The space agency’s first mission, chosen from a shortlist of four concepts first unveiled in February 2020, is Davinci+ (deep atmosphere Venus investigation of noble gases, chemistry and imaging).

It will determine the makeup of the planet’s atmosphere in order to better understand its formation and evolution, as well as if the planet ever had an ocean, NASA added.

Additionally, it will return the first high-resolution images of Venus’ geological features called tesserae, which scientists say are akin to Earth’s continents.

The second mission, dubbed Veritas (Venus emissivity, radio science, InSAR, topography, and spectroscopy), will survey the surface of Venus in order to ascertain the planet’s geologic history and better comprehend why it developed so differently than Earth. Surface elevation images will enable the building of three-dimensional reconstructions of topography and will provide information on whether volcanic activity is still occurring.

The publication Scientific American hailed the revelation as a departure from NASA’s infamous “Venus curse,” in which the space agency is thought to have neglected other planets in favor of a recent concentration on Mars.
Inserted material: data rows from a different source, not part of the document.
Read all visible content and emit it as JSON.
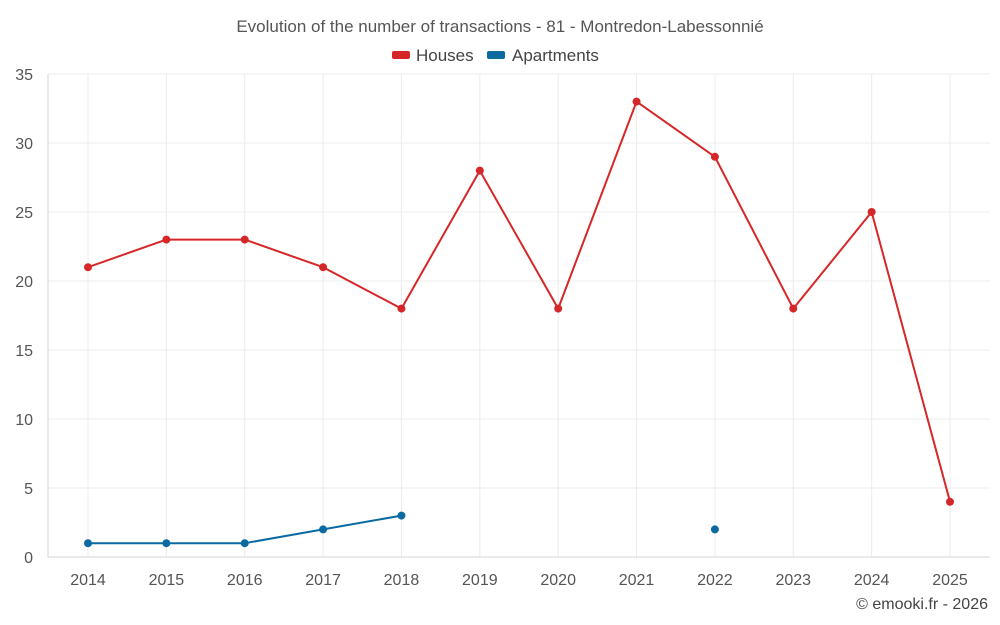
{
  "chart_data": {
    "type": "line",
    "title": "Evolution of the number of transactions - 81 - Montredon-Labessonnié",
    "xlabel": "",
    "ylabel": "",
    "categories": [
      "2014",
      "2015",
      "2016",
      "2017",
      "2018",
      "2019",
      "2020",
      "2021",
      "2022",
      "2023",
      "2024",
      "2025"
    ],
    "ylim": [
      0,
      35
    ],
    "yticks": [
      0,
      5,
      10,
      15,
      20,
      25,
      30,
      35
    ],
    "grid": true,
    "legend_position": "top-center",
    "series": [
      {
        "name": "Houses",
        "color": "#d62728",
        "values": [
          21,
          23,
          23,
          21,
          18,
          28,
          18,
          33,
          29,
          18,
          25,
          4
        ]
      },
      {
        "name": "Apartments",
        "color": "#0b6aa2",
        "values": [
          1,
          1,
          1,
          2,
          3,
          null,
          null,
          null,
          2,
          null,
          null,
          null
        ]
      }
    ]
  },
  "credit": "© emooki.fr - 2026"
}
Thomas Zurbuchen, associate administrator for science at NASA, lauded what he dubbed “a decade of Venus” in order to “understand how an Earth-like planet can become a greenhouse.”

“Our objectives are lofty,” he stated. “It is not just about comprehending the development of planets and their habitability inside our solar system, but also about expanding these boundaries to include exoplanets, an exciting and emerging area of research for NASA.”